Intimamente eu sabia que também as nuvens precisavam de descanso. Então deixavam o céu e se deitavam nos pastos, nas florestas, nos descampados...
_ Não são nuvens, Tininha, é a neblina – dizia Dona mamãe docemente.
_ Ah, é a neblina...
Repeti, na verdade, bem pouco convencida. Dona neblina que me perdoasse, eu ainda preferia as nuvens.
Ao meu lado, as meninas riam muito. As meninas, minhas irmãs mais velhas, sabiam de tudo. Os adultos já tinham explicado a elas muitas coisas. Eu não entendia e chorava.
Alguns anos depois tive as primeiras aulas de ciências... Então minhas nuvens rasteiras foram impiedosamente transformadas em “ massas de vapor d’água que se formam em regiões com elevada umidade e baixas temperaturas”.
E a professora continuou:
_ E elas se formam especialmente à noite, quando a temperatura está mais baixa.
Quis retrucar, mas tive medo. Afinal a professora seria capaz de rir até mesmo de Dona Mamãe, que falava em neblina...
Mas, meu Deus, se havia nuvens no céu e elas choviam e molhavam a terra, os lagos, as plantas... E depois se evaporavam, leves de novo, muito brancas, algumas antes mesmo de voltar ao céu... Então era verdade! Por que todos riam? Por que não aceitavam o pousar das nuvens?
Era verdade... E isso eu sabia desde quando via o mundo pela primeira vez. Era como se, por puro instinto, eu pudesse adivinhar os movimentos da vida... Simplesmente. Mas o pacto com o mundo é: Ver e esquecer. O mundo tem medo de se descobrir.

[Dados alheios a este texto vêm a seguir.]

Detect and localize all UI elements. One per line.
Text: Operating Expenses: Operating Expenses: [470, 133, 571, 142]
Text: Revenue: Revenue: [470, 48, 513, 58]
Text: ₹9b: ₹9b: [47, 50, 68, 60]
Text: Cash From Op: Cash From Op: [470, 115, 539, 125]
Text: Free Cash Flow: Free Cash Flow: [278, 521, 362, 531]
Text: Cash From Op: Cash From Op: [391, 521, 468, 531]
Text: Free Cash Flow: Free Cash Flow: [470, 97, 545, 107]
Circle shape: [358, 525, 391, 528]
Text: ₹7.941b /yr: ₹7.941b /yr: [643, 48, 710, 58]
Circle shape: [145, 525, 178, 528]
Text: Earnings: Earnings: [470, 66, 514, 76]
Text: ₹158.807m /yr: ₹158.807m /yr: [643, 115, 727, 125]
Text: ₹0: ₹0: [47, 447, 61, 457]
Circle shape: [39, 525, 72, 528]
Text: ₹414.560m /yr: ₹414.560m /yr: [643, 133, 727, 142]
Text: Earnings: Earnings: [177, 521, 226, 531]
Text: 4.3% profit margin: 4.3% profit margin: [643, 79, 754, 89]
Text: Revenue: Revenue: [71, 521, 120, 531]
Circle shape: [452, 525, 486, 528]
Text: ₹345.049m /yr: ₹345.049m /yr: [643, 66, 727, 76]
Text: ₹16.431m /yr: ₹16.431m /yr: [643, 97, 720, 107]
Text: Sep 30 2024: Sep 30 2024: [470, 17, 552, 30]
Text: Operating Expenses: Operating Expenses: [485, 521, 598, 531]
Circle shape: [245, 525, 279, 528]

Nuvens pesadas, saturadas, precisam de descanso e deitam nos pastos, nas florestas, nos descampados... O mundo ficou bravo porque não esqueci!
Bravo sim! E sorri pra mim quando falo em neblina... E finge que acredita e até bate palmas se digo: “Massas de vapor d’água...”
Ê, mundo sabido... Carrega a palmatória no cinto, me ensinou a ficar quieta.
Ê, distraído... Tem mais gente que viu e não esqueceu. Às vezes nos encontramos... Um momento bonito. E dizemos o que vimos e sabemos e sentimos... E não esquecemos! Sabemos tão pouco... E nos perdemos... Em um pedacinho de terra que gira em torno de uma estrela.
Mas o mundo se sente traído... E eu peço desculpas. Eu compreendo o seu medo assim como sei que, apesar de tudo, ele compreende as nuvens... As minhas nuvens e o meu direito de chorar.